17 Aralık 2018 23:14

Türkiye gibi bir ülkede olan biten sizi besliyor, malzeme sağlıyor

Çizimleri, geçtiğimiz hafta ODTÜ Firuzan Olşen Sergi Salonunda sergilenen Arat Baran Keskin ile konuştuk.

Fotoğraf: Evrensel 

Paylaş

Selen AKÇAKOCA
Ankara

ODTÜ Endüstri Ürünleri Tasarımı Bölümü Son Sınıf Öğrencisi Arat Baran Keskin’in çizimleri, geçtiğimiz hafta ODTÜ Kütüphanesi içinde yer alan Firuzan Olşen Sergi Salonunda sergilendi. Arat Baran Keskin ile yaptığı çizimleri ve bu çizimleri oluşturan konuları konuştuk.

Sanat yapan bir insanın politik tavır almasının olmazsa olmaz olmadığını söyleyen Keskin, “Ama Türkiye gibi bir ülkede olan biten sizi besliyor, malzeme sağlıyor ve işlenecek çok fazla konu buluyorsunuz” dedi.

Çizim yapmaya nasıl başladınız?

Uzun zamandır çizimle ilgileniyorum ve ufak yaştan beri bu konuya ilgim var. Çizim yapmaya ilk olarak karikatürle başladım. Yarışmalara katıldım, ödüller aldım ve bu beni motive etti. Son zamanlarda da illüstrasyon üzerine yoğunlaşmaya başladım. Öğrencilik dönemim boyunca çeşitli e-dergilerde ve yerel dergilerde yaptıklarım yayımlandı. Albüm kapağı illüstrasyonu yaptım. İlkokul-lise dönemlerinde okul dergilerinde çizimlerim yayımlandı ve iki panoyu kapsayan işler yaptım. Buraya gelmeden önce Ege Üniversitesi Kimya Mühendisliği bölümünde okuyordum. O zamanlar bölümde rahattım ve o nedenle çizim yapmaya bolca vaktim oluyordu. ODTÜ’de bölümümün yoğunluğu çok fazla olduğundan çizim yapamadım ya da yaptıklarımı kendim için yaptım. İşlediğim konular genelde okulda, yurtta ve dünyada yaşanan olaylar. Özellikle bölümde proje teslim süreçlerinde yaşadığımız sıkıntıları yansıtıyorum. Albüm kapağı illüstrasyonlarında da güfteleri resme geçiriyorum. Son dönemde kent planlamasındaki bilinçli aksaklıkları işlemeye çalışıyorum. Rant odaklı olmanın öncelikli olduğu bozuk planlamaları yansıtıyorum. Ben İstanbul’da yaşıyorum ve bu sorunların birebir şahidiyim. Cidden ulaşım sorunlarının çözülmesinden çok yeni yaşam alanları planlanıyor. Mesela babam Ataşehir’in eski halini anlatıyor ama ben mevcut halini düşününce babamın anlattıklarını gözümde bile canlandıramıyorum.

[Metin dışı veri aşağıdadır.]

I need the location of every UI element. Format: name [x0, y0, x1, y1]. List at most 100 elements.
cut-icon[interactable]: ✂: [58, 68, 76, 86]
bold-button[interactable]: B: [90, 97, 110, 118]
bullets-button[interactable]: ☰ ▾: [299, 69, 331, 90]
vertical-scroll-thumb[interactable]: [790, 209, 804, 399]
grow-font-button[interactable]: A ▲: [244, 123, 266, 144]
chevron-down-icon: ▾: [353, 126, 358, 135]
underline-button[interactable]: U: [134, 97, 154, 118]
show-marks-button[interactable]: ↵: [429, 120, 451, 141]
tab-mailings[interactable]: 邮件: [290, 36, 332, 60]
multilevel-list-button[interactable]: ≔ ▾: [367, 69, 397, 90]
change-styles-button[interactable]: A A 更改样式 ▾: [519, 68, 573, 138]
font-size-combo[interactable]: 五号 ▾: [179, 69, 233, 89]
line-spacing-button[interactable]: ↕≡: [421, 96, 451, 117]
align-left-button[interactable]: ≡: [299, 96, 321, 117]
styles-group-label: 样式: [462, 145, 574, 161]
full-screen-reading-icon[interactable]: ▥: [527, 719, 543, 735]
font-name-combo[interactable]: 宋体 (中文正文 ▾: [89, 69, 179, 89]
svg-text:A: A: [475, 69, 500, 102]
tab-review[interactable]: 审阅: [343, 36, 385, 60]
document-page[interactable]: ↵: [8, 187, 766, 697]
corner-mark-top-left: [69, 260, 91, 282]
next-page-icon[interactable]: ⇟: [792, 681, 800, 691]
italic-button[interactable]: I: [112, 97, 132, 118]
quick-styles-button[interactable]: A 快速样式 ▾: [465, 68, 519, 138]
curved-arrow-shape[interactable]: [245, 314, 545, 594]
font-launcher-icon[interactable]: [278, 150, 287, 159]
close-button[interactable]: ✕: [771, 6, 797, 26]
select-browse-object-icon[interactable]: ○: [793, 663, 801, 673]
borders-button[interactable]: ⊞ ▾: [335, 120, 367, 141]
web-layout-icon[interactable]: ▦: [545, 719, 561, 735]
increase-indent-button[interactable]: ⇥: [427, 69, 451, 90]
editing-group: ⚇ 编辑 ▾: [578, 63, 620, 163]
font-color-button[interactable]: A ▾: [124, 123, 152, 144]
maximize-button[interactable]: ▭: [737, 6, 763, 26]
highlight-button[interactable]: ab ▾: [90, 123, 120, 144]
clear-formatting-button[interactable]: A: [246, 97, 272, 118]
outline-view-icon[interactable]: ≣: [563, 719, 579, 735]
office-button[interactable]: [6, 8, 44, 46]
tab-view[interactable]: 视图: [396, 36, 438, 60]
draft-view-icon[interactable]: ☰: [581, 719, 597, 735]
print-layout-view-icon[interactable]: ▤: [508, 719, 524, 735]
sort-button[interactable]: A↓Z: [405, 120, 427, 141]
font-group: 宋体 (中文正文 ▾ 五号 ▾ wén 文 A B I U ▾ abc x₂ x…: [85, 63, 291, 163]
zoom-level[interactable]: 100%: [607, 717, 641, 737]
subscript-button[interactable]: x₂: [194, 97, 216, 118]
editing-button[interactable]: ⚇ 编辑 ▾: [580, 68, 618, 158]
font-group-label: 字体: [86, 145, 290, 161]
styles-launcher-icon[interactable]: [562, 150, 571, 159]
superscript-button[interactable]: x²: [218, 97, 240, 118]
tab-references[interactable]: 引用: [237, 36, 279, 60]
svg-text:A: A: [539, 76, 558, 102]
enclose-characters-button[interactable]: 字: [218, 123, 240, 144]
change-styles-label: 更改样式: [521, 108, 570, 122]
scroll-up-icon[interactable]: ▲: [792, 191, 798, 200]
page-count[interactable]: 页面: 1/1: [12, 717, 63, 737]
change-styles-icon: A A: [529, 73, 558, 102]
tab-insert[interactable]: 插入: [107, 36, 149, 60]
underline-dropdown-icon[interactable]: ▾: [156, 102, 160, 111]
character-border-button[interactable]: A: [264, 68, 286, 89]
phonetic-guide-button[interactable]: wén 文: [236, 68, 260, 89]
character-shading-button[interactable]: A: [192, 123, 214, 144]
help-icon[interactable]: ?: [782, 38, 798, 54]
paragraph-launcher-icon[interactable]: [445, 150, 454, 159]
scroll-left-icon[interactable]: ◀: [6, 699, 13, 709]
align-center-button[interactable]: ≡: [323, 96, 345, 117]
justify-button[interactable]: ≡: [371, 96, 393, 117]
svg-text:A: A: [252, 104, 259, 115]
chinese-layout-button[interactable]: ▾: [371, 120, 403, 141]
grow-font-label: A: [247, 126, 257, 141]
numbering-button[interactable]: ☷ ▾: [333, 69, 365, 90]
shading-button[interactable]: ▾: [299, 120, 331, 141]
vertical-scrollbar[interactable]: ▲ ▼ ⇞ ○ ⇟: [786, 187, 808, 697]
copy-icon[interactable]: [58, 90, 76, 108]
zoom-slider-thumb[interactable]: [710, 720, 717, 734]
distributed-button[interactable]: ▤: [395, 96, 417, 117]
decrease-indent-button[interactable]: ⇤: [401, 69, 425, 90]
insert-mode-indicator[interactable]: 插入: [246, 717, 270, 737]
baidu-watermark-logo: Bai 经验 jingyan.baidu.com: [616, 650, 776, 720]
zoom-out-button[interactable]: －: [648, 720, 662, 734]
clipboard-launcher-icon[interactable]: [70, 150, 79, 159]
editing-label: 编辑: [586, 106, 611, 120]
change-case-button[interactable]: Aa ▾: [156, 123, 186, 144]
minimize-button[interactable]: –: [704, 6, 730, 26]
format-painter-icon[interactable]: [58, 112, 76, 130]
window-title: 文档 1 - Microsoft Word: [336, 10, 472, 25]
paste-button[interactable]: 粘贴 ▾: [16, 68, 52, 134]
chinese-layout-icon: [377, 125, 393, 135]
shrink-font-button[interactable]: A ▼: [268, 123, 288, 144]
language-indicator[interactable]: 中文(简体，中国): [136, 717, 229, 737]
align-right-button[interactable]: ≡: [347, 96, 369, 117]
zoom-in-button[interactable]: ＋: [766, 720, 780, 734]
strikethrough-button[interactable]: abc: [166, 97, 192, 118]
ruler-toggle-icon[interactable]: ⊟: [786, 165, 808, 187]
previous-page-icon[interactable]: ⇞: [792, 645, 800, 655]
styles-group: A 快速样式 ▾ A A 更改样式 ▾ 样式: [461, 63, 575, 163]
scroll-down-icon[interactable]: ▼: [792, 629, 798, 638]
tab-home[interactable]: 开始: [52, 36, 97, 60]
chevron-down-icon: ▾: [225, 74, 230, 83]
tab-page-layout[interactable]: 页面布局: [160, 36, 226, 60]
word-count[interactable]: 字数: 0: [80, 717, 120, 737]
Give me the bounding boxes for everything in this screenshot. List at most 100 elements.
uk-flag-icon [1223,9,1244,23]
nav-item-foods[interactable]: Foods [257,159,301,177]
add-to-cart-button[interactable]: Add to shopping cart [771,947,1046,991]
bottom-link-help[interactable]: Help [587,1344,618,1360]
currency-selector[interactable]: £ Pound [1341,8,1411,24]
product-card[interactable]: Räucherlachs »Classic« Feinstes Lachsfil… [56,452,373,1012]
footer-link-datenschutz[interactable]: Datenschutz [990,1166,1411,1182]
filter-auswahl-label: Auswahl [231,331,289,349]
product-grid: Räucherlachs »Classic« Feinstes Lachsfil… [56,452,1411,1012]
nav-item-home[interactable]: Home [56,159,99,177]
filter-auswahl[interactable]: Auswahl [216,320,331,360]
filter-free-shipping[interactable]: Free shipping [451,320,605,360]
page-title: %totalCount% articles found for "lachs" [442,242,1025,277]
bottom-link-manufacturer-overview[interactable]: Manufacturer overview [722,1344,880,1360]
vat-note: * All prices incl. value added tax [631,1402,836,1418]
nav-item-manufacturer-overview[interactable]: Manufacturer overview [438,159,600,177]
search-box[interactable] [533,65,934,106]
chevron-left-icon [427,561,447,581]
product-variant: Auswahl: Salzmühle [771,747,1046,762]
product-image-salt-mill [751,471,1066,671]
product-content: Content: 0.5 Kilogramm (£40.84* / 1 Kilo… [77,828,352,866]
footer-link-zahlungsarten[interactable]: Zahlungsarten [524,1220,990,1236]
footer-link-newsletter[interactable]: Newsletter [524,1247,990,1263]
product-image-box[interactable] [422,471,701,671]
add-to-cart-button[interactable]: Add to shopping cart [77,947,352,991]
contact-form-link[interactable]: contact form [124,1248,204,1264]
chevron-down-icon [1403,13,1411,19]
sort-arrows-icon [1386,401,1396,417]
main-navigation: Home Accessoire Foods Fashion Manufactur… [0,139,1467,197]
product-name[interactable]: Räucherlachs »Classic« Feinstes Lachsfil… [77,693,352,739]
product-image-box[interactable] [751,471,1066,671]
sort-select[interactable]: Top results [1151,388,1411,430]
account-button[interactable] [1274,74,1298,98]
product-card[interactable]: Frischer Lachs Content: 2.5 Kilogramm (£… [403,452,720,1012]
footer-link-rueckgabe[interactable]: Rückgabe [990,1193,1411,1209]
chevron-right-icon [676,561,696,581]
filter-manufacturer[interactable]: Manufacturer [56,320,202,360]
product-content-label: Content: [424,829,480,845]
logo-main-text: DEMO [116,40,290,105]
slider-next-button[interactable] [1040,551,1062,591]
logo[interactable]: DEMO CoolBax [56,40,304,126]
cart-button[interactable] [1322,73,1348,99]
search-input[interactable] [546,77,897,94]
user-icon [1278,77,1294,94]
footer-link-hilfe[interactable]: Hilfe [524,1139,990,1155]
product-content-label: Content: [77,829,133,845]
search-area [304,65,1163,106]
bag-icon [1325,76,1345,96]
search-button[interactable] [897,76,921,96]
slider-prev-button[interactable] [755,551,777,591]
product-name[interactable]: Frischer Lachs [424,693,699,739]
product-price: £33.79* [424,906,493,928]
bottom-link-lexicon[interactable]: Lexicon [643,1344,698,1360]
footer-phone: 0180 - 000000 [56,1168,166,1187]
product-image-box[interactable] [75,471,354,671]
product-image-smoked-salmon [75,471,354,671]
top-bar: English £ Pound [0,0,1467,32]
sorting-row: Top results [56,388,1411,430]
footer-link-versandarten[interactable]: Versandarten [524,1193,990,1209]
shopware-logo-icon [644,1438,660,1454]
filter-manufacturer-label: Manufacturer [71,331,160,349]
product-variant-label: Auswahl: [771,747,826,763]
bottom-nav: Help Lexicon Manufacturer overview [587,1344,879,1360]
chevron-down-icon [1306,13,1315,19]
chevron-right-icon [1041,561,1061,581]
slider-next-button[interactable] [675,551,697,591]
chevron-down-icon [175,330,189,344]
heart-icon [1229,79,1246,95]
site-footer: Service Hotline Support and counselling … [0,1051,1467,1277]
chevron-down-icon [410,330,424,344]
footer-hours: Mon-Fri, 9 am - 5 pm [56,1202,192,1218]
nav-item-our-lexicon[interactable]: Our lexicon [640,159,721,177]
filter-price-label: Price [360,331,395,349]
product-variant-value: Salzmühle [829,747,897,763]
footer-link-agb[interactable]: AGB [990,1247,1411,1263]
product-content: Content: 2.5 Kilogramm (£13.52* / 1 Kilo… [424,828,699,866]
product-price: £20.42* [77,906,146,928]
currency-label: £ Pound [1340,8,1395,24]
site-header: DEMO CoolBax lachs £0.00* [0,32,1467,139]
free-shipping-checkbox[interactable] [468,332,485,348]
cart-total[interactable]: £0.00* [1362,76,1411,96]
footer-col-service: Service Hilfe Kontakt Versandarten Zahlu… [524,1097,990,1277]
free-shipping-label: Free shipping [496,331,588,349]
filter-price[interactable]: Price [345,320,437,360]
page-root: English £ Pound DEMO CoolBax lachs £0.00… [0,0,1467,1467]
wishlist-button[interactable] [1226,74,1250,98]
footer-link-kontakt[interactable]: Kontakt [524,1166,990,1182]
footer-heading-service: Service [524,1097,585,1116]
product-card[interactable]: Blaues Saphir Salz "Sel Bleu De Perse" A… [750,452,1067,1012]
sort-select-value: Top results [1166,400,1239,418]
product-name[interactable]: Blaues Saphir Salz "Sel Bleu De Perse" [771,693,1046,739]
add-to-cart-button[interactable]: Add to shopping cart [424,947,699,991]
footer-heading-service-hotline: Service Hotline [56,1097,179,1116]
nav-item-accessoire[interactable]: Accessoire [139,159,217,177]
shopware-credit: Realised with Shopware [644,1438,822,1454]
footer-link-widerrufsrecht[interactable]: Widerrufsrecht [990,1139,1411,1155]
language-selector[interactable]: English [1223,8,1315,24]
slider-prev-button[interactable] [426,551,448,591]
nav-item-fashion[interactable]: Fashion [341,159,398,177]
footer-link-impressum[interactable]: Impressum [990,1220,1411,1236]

Yaptığınız çizimlerde insanların günlük hayatlarında yaşananları yansıttığınızdan bahsettiniz. Sizce sanatla uğraşan bir kişinin toplumsal meselelere nasıl bir bakış açısı olmalıdır?

Sanat yapan bir insanın politik tavır alması olmazsa olmaz değildir ama Türkiye gibi bir ülkede olan biten sizi besliyor, malzeme sağlıyor ve işlenecek çok fazla konu buluyorsunuz. Alenen bir partizan gibi yapmasanız da bir şekilde eserlerinizle duruşunuzu sergilemiş oluyorsunuz. Ama suya sabuna dokunmayıp siyasete bulaşmayayım diye düşünen insanlar var ve ciddi biçimde eleştiriliyorlar. Bu kişileri eleştirenleri çok saldırgan buluyorum, politik olmadığı için insanlar linç edilmemeli. Ama yaşananlar yapıtlara yansıyınca da ortaya güzel işler çıkıyor. Etrafında olan biteni alenen işlemese de dolaylı bir biçimde yansıtan sanatçıların daha kalıcı olduğunu düşünüyorum.

Uzun zamandır çizim yaptığınızı söylediniz fakat bir yandan öğrencilik hayatınızın bitmesine de az bir süre var. Mezun olduktan sonra bu işe devam etmeyi düşünüyor musunuz?

Benim çizimle ilgilenmeye başladığım ilk zamanlar, karikatür dergilerinin gündemde olduğu dönemlerdi ve ben de kendimi burada, dergicilik alanında görmek istiyordum ama bugün basın-yayın işi oldukça zorlaştı. Kağıt fiyatları çok arttı. Sosyal medya yaygınlaştığından beri de kimse dergileri takip etmiyor. Bu da benim gelecekle ilgili düşüncelerimi etkiledi. Bir yandan mesleğime para kazanmak için devam etmek istiyorum ama illüstrasyonu da bırakmak istemiyorum. Hatta bunun hayatımda ön planda olmasını istiyorum.

‘BENZERLİK KURABİLECEĞİM ŞEYLERİ DÜŞÜNÜYORUM’

Yaptığınız işlerde insanların günlük sorunlarını yansıtırken birçok detayı renkli bir şekilde işliyorsunuz. Dolayısıyla eserlere bakan insanlar bunların nasıl süreçlerden geçtiğini merak ediyorlar. Sizin için çizim süreci nasıl ilerliyor?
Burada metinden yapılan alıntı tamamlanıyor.